Over the years, I have come to believe that the political weaponization of poverty and religion in that country is legendary. Because of this, there are some people – and I mean this without offense – whose intellects are impervious to seeing the logic in things. Appealing to such folks is (almost) a dead end, at least in a particular instance.
Last year I saw a fellow via a Nigerian TV channel who was reconstructing his house after a deadly flood. I was shocked after making the observation that his house would not pass for a pig’s pen in saner climes. If the house was used for animals in some Western States, such farms could be shut down on the grounds of animal rights violation. This is not to draw a blanket generalization for this demographic group, but I do not expect much from this fellow when or if an (especially new) N1,000 note is flashed in his eyes to vote for a particular candidate.
And yet there are people whose intellect are robust but have been subdued by their will ; typically driven by ethnic and religious sentiments in the Nigerian context. Such fellow might retort and point to the ethnic nepotism displayed by a such and such politician in the past. But my answer has always been, what benefits have been brought to an ethnic group for having such and such candidates (from their ethnic extraction) in political office?
There is a large chance that my little argumentation in this short essay will fail because I am not naïve enough to adopt the view that political decisions can almost exclusively be driven by the intellect; some people have sentiments that are as real as a rock.

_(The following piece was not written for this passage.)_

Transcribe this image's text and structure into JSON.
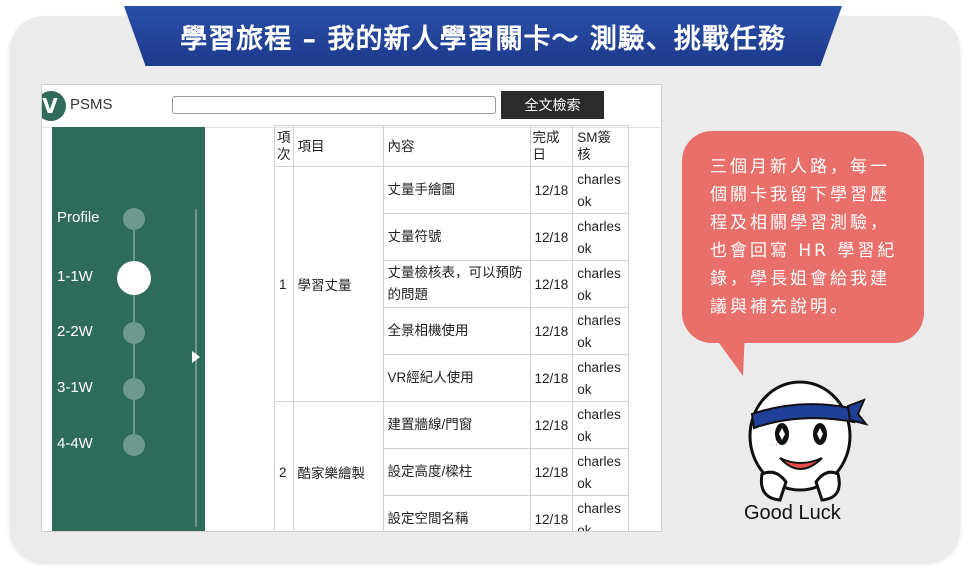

But all these beg the question: What reasoning should our intellect birth in this coming election? Because things are so bad, my list is not many (just a couple), and they are simple.
1) Political parties (including candidates represented in such parties) who have demonstrated failure in the present or in the past, as evidenced by your living conditions, ought not to be voted for. This begs the question: what is failure? This is also simple (or should I say I hope it is). If a government is struggling to, say, deliver electricity in an age when reasonable governments around the world have done so, such government is a failure. This reasoning follows with basic amenities like the security of lives and properties, healthcare, etc.
Notice that a person in a Nigerian town without electricity, power, or the internet, living in extreme poverty, and who have lived his whole life in such a manner would have difficulty comprehending what reasonable governments around the world look like. This constitutes part of what I mean when I refer to folks “whose intellects are impervious to seeing the logic in things.” Case in point, some of us had to move to the West before realizing just how terribly run Nigeria was.
2) People should not vote for candidates with a blatant checkered past. A system that incentivizes bad actors with political offices only signals to a community of prospective to hone their guile, shenanigans and outright criminality. If we do that enough, suddenly, you have a place called Nigeria.
One of the most frequent objections I have, when I talk with Nigerians about Nigeria is when they invent a huge artificial demarcation between the people and the government. One of the useful responses to such fabrication is the following epigram “the greatest myth of our time is good people and bad institution.” To start, the people who hold political offices do not fall from the sky, and without mincing words, many of us who should know better vote in miscreants – only to start wailing at their machinations after we usher them in. As you vote on Saturday, know that you are participating in the making or marring of the country. And your vote should contribute to breaking the vicious cycle of bad governance in the polity, not the other way around.